Seasoned Egg
Ingredients
- Eggs
- Soy sauce
- Mirin
Method
Eggs go straight from the fridge into the boiling water, and straight from boiling water to ice-water. This is what makes them peel well.
- Get a pot of water boiling. More water means less temperature drop when adding the eggs.
- Set your timer for 6 minutes and 45 seconds.
- Add eggs to water and start timer. For the first minute or so keep the eggs moving gently to keep the yolk centered in the egg while the white firms up.
- Prepare the ice-water - about 30% to 50% ice by volume.
- When the timer is up, immediately transfer the eggs to the ice-water. Keep them moving for the first minute or so to keep them in the coldest water.
- Allow eggs to cool for at least 10 minutes
- Peel by cracking all over, and peeling using the back of a spoon to go between cracked shell and the white.
Marinating
There are two methods, depending on how fast you want them, and how long they need to keep.
For use in the same day:
Put egg in a container and mostly cover with soy and mirin (2:1). Lay a folded piece of kitchen paper over the top to cover the floating part of the egg and allow it to marinate by capillary action of the paper.
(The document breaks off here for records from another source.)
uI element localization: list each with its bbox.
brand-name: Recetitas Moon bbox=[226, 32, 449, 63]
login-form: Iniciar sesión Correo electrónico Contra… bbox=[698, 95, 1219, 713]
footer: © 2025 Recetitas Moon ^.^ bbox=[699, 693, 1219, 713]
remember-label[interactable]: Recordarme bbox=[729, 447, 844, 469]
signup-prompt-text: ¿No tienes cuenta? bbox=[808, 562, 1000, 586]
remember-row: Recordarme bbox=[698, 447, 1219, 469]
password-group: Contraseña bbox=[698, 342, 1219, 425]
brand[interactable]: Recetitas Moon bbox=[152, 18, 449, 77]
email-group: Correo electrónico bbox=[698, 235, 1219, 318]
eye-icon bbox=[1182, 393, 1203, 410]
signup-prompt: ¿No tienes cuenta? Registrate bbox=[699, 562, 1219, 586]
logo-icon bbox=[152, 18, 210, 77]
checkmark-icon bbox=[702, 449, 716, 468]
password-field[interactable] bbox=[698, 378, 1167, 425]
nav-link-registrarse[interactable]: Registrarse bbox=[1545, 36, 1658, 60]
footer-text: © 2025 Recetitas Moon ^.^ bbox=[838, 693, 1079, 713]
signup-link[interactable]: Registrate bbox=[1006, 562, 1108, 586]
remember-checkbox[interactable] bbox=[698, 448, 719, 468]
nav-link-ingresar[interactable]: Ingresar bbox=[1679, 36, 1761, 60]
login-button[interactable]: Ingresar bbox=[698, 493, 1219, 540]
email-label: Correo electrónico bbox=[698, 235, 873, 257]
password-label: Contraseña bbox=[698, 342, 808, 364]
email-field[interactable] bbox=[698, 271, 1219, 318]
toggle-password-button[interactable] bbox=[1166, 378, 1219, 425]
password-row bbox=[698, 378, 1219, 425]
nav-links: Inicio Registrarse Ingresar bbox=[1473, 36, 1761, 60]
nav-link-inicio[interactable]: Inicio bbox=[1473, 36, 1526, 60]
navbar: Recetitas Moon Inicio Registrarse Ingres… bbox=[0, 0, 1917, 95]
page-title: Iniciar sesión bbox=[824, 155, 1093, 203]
For use 2 days ahead, equilibrium brining method:
Set your marinating container on a scale and zero it out, add the eggs and cover with water, note the weight and add BY WEIGHT 5% mirin and 5% soy sauce. For instance, if your eggs and water combined weigh 200 grams you'd add 10 grams of mirin and 10 grams of soy for a total weight of 220 grams. add a knob of ginger and some scallion ends and chuck in the fridge for a day or two, they'll be good for about a week.
Because there's only so much salt and sugar in the brine it prevents the egg from becoming rubbery, as can happen when things over marinate.